(205 ILCS 620/3-1) (from Ch. 17, par. 1553-1)
    Sec. 3-1. Merger. The merger procedure required of a trust company where there is to be a resulting trust company by consolidation or merger shall be:
    (1) The board of directors of each party to the merger shall, by a majority of the entire board, approve a merger agreement which shall contain:
        (a) The name of each party to the merger and its
location and a list of each merging party's stockholders as of the date of the merger agreement;
        (b) With respect to the resulting trust company (i)
its name and place of business; (ii) the amount of capital, surplus and reserve for operating expenses; (iii) the classes and the number of shares of stock and the par value of each share; (iv) the designation of the continuing trust company and the charter which is to be the charter of the resulting trust company, together with the amendments to the continuing charter and to the continuing by-laws; and (v) a detailed financial statement showing the assets and liabilities after the proposed merger or consolidation;
        (c) Provisions stating the method, terms and
conditions of carrying the merger into effect, including the manner of converting the shares of the merging parties into the cash, shares of stock or other securities of any corporation or other property, or any combination of the foregoing, stated in the merger agreement as to be received by the stockholders of each merging party;
        (d) A statement that the agreement is subject to
approval by the Commissioner and by the stockholders of each party to the merger and that whether approved or disapproved, the parties to the merger will pay the Commissioner's expenses of examination;
        (e) Provisions governing the manner of disposing of
the shares of the resulting trust company not taken by the dissenting stockholders of the parties to the merger; and
        (f) Such other provisions as the Commissioner may
reasonably require to enable him to discharge his duties with respect to the merger.

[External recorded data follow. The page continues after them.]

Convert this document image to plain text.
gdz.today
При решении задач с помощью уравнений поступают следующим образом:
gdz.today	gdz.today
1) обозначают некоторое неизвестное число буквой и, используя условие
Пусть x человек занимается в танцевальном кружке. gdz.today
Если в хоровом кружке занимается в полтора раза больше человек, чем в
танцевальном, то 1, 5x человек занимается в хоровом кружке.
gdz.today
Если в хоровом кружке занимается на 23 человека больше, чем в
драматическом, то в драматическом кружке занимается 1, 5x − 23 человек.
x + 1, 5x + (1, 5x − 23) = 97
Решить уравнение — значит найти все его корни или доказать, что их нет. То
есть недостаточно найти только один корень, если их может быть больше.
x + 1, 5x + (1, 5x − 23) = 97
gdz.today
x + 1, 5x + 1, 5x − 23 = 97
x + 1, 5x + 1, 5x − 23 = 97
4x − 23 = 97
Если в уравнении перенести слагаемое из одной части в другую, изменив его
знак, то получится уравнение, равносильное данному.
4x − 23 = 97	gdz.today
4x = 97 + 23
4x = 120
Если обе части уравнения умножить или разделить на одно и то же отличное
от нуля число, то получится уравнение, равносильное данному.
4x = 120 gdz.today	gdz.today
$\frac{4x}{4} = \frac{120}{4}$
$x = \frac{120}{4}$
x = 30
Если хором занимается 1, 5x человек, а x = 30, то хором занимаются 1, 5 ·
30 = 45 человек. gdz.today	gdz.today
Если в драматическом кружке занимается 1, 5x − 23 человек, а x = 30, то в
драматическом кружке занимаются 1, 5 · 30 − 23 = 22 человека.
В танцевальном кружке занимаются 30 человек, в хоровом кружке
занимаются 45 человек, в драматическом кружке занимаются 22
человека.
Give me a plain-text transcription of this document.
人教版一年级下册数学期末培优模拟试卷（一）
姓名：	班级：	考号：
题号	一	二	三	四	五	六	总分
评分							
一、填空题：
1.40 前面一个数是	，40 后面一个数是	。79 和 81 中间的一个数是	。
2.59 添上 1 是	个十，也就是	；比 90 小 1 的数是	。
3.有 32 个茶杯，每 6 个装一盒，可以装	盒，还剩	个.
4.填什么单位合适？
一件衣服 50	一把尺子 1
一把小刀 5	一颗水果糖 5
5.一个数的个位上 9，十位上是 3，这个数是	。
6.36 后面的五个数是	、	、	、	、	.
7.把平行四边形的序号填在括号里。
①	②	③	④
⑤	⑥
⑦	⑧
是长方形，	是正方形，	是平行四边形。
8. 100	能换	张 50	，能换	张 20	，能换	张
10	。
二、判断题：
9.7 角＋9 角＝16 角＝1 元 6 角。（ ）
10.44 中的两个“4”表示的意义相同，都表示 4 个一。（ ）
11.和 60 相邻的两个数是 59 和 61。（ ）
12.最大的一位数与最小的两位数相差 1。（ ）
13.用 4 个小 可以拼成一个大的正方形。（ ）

    (2) After approval by the board of directors of each party to the merger, the merger agreement shall be submitted to the Commissioner for approval, together with certified copies of the authorizing resolutions of each board of directors showing approval by a majority of the entire board of each party to the merger.
    (3) After receipt by the Commissioner of the papers specified in paragraph (2), he shall approve or disapprove the merger agreement. The Commissioner shall not approve the merger agreement unless he shall be of the opinion and shall find:
        (a) That the resulting trust company meets the
requirements of this Act for the formation of a new trust company at the proposed place of business of the resulting trust company;
        (b) That the same matters exist in respect of the
resulting trust company which would have been required under Section 2-6 of this Act for the organization of a new trust company.
    If the Commissioner disapproves an agreement, he shall state his objection and give an opportunity to the parties to the merger to amend the merger agreement to obviate such objections.